Unfortunately, the practice of blanketing the campus with posters that pronounce un-cited abbreviated factoids proves that the Internet, with its wealth of fun-size knowledge morsels, has spawned a culture of communication that makes us stupider.
Many of our leading intellectuals (most eloquently Steven Pinker in the New York Times) have very ably countered this claim. Many remain glumly unconvinced. Perhaps both camps have some credit to their argument.
Most of us students understand that computers are tools and, when used correctly, greatly expand our learning horizons; they increase our ability to interact with and grow in our knowledge.
Yet the laments of the pessimists – howling steadily, Viking-like from the depths of their armchairs – are not totally off base. Such irrational fear springs from real danger.
At root, the danger is this: a new trend in learning will arise, in which a multitude of sound bites accumulate in an individual's mind, and though many, all lack nuance and substance – and we will call this knowledge. Our culture risks substituting depth and comprehension for speed, ease and clarity.
Interestingly, we of the university system are perhaps the realest staging ground for the battle over the emerging direction of knowledge. We take part in proving ourselves every day. Too often, however, and with the most important issues, we take the easy, simple route of conveying information.
We live in an era of Twitter and pundits' chalkboards. Loud declamations of statistics are too, too familiar – in the way that the act of breathing is familiar, yet forgettable.
For the last four years, I have seen various bits of information, on posters and in chalk, that seem willfully intended to exist solely in themselves, outside or above conversation. Scrawled or typed snippets from un-cited studies dot our place of learning.
Such mass distribution of simple sentence facts – hate-crime statistics, trends of sexual assault on campuses, STI distribution – no doubt intends to educate, and perhaps give voice to, subjects often stifled in public discourse. Yet the effect is to usher information on important issues into our library of sound bites, of factoids. This is unipolar discussion; this is hardly information at all.
If one person stands up in a room and shouts into a megaphone, we will no doubt listen and incorporate the topic of his or her shouting into our separate conversations. If over a dozen people stand up throughout the year and shout into a megaphone, we will end up aggravated and rolling our eyes. This cannot happen to our gravest and most urgent issues.
For now, let us assume that the recipients of such campus-wide campaigning want very much to know and grow in knowledge (this seems fair given the price of tuition). Further, let us imagine that students care dearly about the community in which they daily exist, and want nothing more than to see it flourish.
Wouldn't such an environment, with such exciting people, be all but perfect for comprehensive publications with cited sources and suggestions for further reading?
We live in an era of Twitter and pundits' chalkboards. Loud declamations of statistics are too, too familiar – in the way that the act of breathing is familiar, yet forgettable.

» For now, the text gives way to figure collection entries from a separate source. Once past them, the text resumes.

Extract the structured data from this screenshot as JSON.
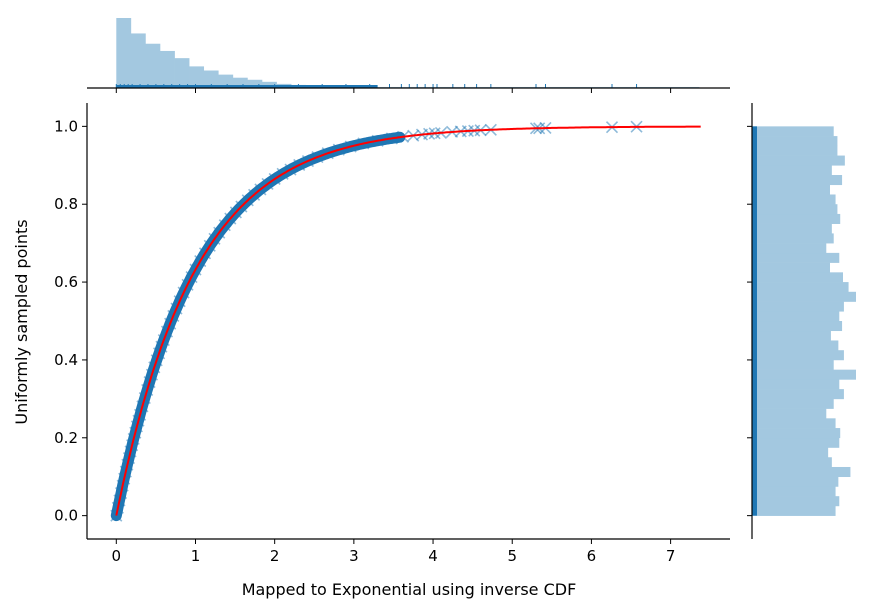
{
  "chart_data": {
    "type": "scatter",
    "title": "",
    "xlabel": "Mapped to Exponential using inverse CDF",
    "ylabel": "Uniformly sampled points",
    "xlim": [
      -0.37,
      7.75
    ],
    "ylim": [
      -0.06,
      1.06
    ],
    "xticks": [
      "0",
      "1",
      "2",
      "3",
      "4",
      "5",
      "6",
      "7"
    ],
    "xtick_values": [
      0,
      1,
      2,
      3,
      4,
      5,
      6,
      7
    ],
    "yticks": [
      "0.0",
      "0.2",
      "0.4",
      "0.6",
      "0.8",
      "1.0"
    ],
    "ytick_values": [
      0.0,
      0.2,
      0.4,
      0.6,
      0.8,
      1.0
    ],
    "grid": false,
    "legend": "none",
    "series": [
      {
        "type": "scatter",
        "marker": "x",
        "color": "#1f77b4",
        "alpha": 0.5,
        "points": [
          [
            0.0,
            0.0
          ],
          [
            0.02,
            0.02
          ],
          [
            0.04,
            0.039
          ],
          [
            0.06,
            0.058
          ],
          [
            0.08,
            0.077
          ],
          [
            0.1,
            0.095
          ],
          [
            0.12,
            0.113
          ],
          [
            0.14,
            0.131
          ],
          [
            0.16,
            0.148
          ],
          [
            0.18,
            0.165
          ],
          [
            0.2,
            0.181
          ],
          [
            0.22,
            0.197
          ],
          [
            0.24,
            0.213
          ],
          [
            0.26,
            0.229
          ],
          [
            0.28,
            0.244
          ],
          [
            0.3,
            0.259
          ],
          [
            0.33,
            0.281
          ],
          [
            0.36,
            0.302
          ],
          [
            0.39,
            0.323
          ],
          [
            0.42,
            0.343
          ],
          [
            0.45,
            0.362
          ],
          [
            0.48,
            0.381
          ],
          [
            0.51,
            0.399
          ],
          [
            0.54,
            0.417
          ],
          [
            0.57,
            0.434
          ],
          [
            0.6,
            0.451
          ],
          [
            0.64,
            0.473
          ],
          [
            0.68,
            0.493
          ],
          [
            0.72,
            0.513
          ],
          [
            0.76,
            0.532
          ],
          [
            0.8,
            0.551
          ],
          [
            0.85,
            0.573
          ],
          [
            0.9,
            0.593
          ],
          [
            0.95,
            0.613
          ],
          [
            1.0,
            0.632
          ],
          [
            1.06,
            0.654
          ],
          [
            1.12,
            0.674
          ],
          [
            1.18,
            0.693
          ],
          [
            1.24,
            0.711
          ],
          [
            1.3,
            0.727
          ],
          [
            1.37,
            0.746
          ],
          [
            1.44,
            0.763
          ],
          [
            1.51,
            0.779
          ],
          [
            1.58,
            0.794
          ],
          [
            1.66,
            0.81
          ],
          [
            1.74,
            0.824
          ],
          [
            1.82,
            0.838
          ],
          [
            1.91,
            0.852
          ],
          [
            2.0,
            0.865
          ],
          [
            2.1,
            0.878
          ],
          [
            2.2,
            0.889
          ],
          [
            2.31,
            0.901
          ],
          [
            2.42,
            0.911
          ],
          [
            2.54,
            0.921
          ],
          [
            2.67,
            0.931
          ],
          [
            2.81,
            0.94
          ],
          [
            2.96,
            0.948
          ],
          [
            3.12,
            0.956
          ],
          [
            3.3,
            0.963
          ],
          [
            3.48,
            0.969
          ],
          [
            3.62,
            0.973
          ],
          [
            3.75,
            0.976
          ],
          [
            3.86,
            0.979
          ],
          [
            3.95,
            0.981
          ],
          [
            4.02,
            0.982
          ],
          [
            4.1,
            0.983
          ],
          [
            4.24,
            0.986
          ],
          [
            4.35,
            0.987
          ],
          [
            4.44,
            0.988
          ],
          [
            4.52,
            0.989
          ],
          [
            4.6,
            0.99
          ],
          [
            4.73,
            0.991
          ],
          [
            5.3,
            0.995
          ],
          [
            5.34,
            0.995
          ],
          [
            5.42,
            0.996
          ],
          [
            6.26,
            0.998
          ],
          [
            6.57,
            0.999
          ]
        ]
      },
      {
        "type": "line",
        "color": "#ff0000",
        "function": "1 - exp(-x)",
        "x_range": [
          0,
          7.38
        ]
      }
    ],
    "marginal_x": {
      "type": "histogram",
      "color": "#a3c8e0",
      "bin_width": 0.184,
      "start": 0,
      "counts": [
        68,
        53,
        43,
        36,
        29,
        21,
        17,
        13,
        10,
        8,
        6,
        4,
        3,
        2,
        1.6,
        1.4,
        1.2,
        1,
        1,
        1,
        1,
        1,
        1,
        1,
        1,
        1,
        1,
        1,
        1,
        1,
        1,
        1,
        1,
        1,
        1,
        1,
        1,
        1,
        1,
        1
      ]
    },
    "marginal_y": {
      "type": "histogram",
      "color": "#a3c8e0",
      "bin_width": 0.025,
      "start": 0,
      "counts": [
        90,
        94,
        90,
        93,
        106,
        86,
        82,
        94,
        95,
        90,
        80,
        88,
        99,
        94,
        112,
        88,
        99,
        93,
        85,
        97,
        94,
        99,
        112,
        104,
        98,
        84,
        94,
        80,
        88,
        86,
        95,
        92,
        90,
        84,
        97,
        86,
        100,
        92,
        92,
        88
      ]
    }
  }
}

Perhaps we ought to consider that distribution of disparate facts does not contribute to our education or a sense of support for urgent causes. Perhaps it is causing detriment.
I know that when I see a poster telling me about my community as a result of a survey conducted of Skidmore students, I want to know how many people responded, what that percentage means. I am uneasy being told a statistic about my living environment for which the background specifics are obscure.
If I am learning about hate crimes, I want to know where they most frequently occur, among what groups of people, whether they have been on the decline the past decade or on the rise.
We are the new generation of highly educated citizens, and we have a new, revolutionary tool. Right now, it is under-utilized as a resource and an adjunct to how we pursue our educations. Conversely, it can too easily be accessed to call up easy, micro-bits of information.
We are called to demonstrate just how much we are capable of, how much we understand, how hungrily we perceive.
We are expected to adhere to the highest standards of academic integrity; we ought to be able to ask that of those above us, advising us. Because making propaganda of very complicated urgent issues – that will certainly make us stupider.